An example of soft fraud would be exaggerating the severity of injuries sustained in a car accident to collect a larger payout. Another example would be exaggerating the damage to a vehicle after a crash, for instance, misrepresenting the details of an accident to receive a higher payout. This could involve passing off older damage as new damage to receive more money for repairs.

In the case of property insurance, exaggeration of the estimate of loss is common. Insurers face a dilemma when an insured person provides an inflated figure for the quantum of loss. This is because it is initially very difficult for the insured to total up a rational estimate, especially after a fire or other major incident.

In some cases, exaggeration may not be considered fraudulent. For example, in the UK case Orakpo v Barclays Insurance Services (1995), it was recognised that inflated figures for negotiation should not usually be treated as fraudulent. Similarly, in the case Nsubuga v Commercial Union Assurance Co (1998), the court commented that "people will often put forward a claim that is more than they believe that they will recover" and that this is a "commercial reality".

However, exaggeration of a claim can have serious ramifications.
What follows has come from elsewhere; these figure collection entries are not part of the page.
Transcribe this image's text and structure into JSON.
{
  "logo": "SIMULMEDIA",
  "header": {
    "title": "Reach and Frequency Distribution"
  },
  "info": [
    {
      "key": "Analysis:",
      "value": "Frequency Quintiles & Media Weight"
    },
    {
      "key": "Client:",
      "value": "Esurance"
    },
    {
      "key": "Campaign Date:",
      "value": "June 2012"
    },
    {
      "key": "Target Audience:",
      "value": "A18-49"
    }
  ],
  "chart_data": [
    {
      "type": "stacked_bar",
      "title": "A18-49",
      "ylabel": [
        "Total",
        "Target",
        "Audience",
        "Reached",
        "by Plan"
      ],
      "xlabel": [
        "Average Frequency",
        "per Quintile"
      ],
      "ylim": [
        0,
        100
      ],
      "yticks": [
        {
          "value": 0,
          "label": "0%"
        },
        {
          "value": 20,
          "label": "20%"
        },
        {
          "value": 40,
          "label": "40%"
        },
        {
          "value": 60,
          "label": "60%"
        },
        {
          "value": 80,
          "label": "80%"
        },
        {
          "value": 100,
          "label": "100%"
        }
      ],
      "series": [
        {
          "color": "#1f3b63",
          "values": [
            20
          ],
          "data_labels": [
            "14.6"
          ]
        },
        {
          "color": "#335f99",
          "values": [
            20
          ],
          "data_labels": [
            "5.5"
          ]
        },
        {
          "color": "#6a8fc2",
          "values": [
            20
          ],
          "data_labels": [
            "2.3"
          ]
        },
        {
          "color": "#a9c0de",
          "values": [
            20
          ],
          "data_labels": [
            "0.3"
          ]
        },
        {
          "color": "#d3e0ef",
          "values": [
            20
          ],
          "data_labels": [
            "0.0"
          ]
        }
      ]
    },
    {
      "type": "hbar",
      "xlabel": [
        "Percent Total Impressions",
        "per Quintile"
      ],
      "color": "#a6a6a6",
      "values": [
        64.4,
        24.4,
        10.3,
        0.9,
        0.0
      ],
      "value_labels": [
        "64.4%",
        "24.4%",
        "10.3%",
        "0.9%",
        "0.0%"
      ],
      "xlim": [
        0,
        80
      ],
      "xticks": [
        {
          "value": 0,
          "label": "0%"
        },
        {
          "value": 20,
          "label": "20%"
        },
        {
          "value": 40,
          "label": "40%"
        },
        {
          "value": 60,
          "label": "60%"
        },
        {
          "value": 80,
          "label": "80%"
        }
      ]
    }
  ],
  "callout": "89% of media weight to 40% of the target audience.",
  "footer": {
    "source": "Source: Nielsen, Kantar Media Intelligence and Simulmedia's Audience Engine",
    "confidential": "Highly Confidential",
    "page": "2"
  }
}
Not only can the insurer deny the claim, but the claimant could also be liable to the company for any money paid out, for the costs of the insurance company's investigation of the claim, and even for punitive damages in some cases. The claimant could even face criminal charges, including fines, probation, and jail time.

Frequently asked questions

Insurance fraud is a felony. It involves making false statements or misrepresentations of a material fact for the purpose of obtaining or denying any benefit or payment.

Examples of insurance fraud include: exaggerating a legitimate claim, lying about the cause of loss, and staging an accident or loss.

Insurance fraud is detected by Special Investigation Units (SIUs) within insurance companies, antifraud claims databases and bureaus, and social media activity.

Committing insurance fraud can result in multiple felony charges, restitution, and jail time. Individuals may also have to pay back the money obtained fraudulently and pay various fines.